Between the Banks of Pleasure and Pain – May 18 2020

Between the banks of pain and pleasure the river of life flows. It is only when the mind refuses to flow with life, and gets stuck at the banks, that it becomes a problem. By flowing with life I mean acceptance–letting come what comes and go what goes. Desire not, fear not, observe the actual, as and when it happens, for you are not what happens, you are to whom it happens. Ultimately even the observer you are not. You are the ultimate potentiality of which the all-embracing consciousness is the manifestation and expression.

Sri Nisargadatta Maharaj,

I Am That

 

If I am the ego, then I am identified by every “good” thing I know about myself, and every “bad” thing I know about myself; or by the way I feel – pleasure or pain – at any given moment. These qualities change constantly, and my point of view on some of them can change on a daily basis.

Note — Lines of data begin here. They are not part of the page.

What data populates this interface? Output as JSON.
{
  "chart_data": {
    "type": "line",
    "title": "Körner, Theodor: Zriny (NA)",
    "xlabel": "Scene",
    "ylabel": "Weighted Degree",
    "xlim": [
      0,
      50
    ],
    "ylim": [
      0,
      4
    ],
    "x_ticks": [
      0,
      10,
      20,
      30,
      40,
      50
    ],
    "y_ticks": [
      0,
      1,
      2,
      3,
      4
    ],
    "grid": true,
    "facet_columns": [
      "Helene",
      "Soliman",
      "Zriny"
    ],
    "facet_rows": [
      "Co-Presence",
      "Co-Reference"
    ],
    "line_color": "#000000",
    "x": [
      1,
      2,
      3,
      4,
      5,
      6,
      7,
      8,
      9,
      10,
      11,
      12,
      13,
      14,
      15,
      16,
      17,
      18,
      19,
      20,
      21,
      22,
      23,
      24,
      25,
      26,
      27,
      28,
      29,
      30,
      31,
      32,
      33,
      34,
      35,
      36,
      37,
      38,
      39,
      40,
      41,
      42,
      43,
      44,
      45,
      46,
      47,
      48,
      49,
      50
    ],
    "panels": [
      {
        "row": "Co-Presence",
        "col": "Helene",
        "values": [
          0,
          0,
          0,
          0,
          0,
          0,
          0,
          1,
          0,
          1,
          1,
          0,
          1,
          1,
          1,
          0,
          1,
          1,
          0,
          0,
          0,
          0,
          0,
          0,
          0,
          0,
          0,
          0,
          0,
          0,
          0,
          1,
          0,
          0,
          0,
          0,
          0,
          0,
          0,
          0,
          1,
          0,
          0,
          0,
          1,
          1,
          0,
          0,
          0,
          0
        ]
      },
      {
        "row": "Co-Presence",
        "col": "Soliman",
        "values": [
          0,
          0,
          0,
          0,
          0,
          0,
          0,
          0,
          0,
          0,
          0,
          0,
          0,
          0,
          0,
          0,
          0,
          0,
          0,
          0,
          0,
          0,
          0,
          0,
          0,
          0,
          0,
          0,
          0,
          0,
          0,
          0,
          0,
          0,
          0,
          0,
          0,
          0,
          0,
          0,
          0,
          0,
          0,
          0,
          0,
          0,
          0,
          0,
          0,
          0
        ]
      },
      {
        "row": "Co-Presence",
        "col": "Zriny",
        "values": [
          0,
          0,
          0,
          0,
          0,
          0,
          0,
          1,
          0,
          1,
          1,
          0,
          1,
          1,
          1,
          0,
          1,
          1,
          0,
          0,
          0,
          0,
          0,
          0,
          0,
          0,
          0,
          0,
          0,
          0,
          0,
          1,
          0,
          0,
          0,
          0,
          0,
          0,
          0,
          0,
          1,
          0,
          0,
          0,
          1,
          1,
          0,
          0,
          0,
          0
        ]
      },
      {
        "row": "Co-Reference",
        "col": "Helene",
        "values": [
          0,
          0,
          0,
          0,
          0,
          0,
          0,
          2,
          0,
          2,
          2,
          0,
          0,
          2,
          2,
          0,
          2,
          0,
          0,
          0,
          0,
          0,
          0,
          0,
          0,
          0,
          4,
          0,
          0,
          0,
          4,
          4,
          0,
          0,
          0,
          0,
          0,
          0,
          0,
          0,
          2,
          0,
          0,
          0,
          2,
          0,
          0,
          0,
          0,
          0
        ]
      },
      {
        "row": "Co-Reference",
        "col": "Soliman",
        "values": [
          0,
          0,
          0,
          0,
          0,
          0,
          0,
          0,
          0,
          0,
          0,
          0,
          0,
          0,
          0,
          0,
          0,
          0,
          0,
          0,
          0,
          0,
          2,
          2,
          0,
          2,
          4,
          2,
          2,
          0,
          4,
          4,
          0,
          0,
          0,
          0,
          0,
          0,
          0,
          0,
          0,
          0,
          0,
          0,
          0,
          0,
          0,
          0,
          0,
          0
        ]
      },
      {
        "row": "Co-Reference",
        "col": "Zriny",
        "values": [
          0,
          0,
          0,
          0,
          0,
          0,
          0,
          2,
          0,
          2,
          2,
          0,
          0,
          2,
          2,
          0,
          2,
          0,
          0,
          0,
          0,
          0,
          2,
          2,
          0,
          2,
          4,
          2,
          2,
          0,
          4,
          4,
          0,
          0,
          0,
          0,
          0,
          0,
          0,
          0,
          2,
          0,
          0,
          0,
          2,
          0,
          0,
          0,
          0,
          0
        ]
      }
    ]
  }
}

And if what is “good” or “bad” about me is determined at all by the people around me, these things will change each time I move from one conversation to another.

 

This is way too much work. One of the great gifts of being on a spiritual path is that we can begin to identify as something other than the ego. Whether or not the voice of the ego is chattering away at me, telling me I am better than or less than someone else, that I am good or not good, it means nothing to me if I know myself to be the Self that is true, that underlies all my thoughts and feelings, and all the chattering of the mind.

 

Even on those days when it might seem impossible to know myself as anything other than my problems, those days when “spirituality” is the furthest thing from what might feel real to me, I can remind myself that in meditation I can have the experience of dropping in and transcending this surface experience of self and into a deep, quiet, boundlessness where I am able to feel at peace; and that there are those who say this boundlessness is what I truly am. Knowing this, even as a possibility, can be enough for us to release our attachment to the pleasure or pain of a moment, which in turn allows us to rejoin the flow of life. By joining the flow of life, more often than not, the relative problems will work themselves out – sometimes with my help, but oftentimes without any input from me at all.

 

We are here to be alive, to enjoy life. To enjoy freedom. As Sri Nisargadatta says elsewhere, “Freedom is letting go.”

 

Today I will let go of those definitions I hold of myself that are keeping me from my life. I will refuse to listen to the voices of negative self-judgment. I will do one thing today that is not something “a guy/gal like me” would do. And I will enjoy it.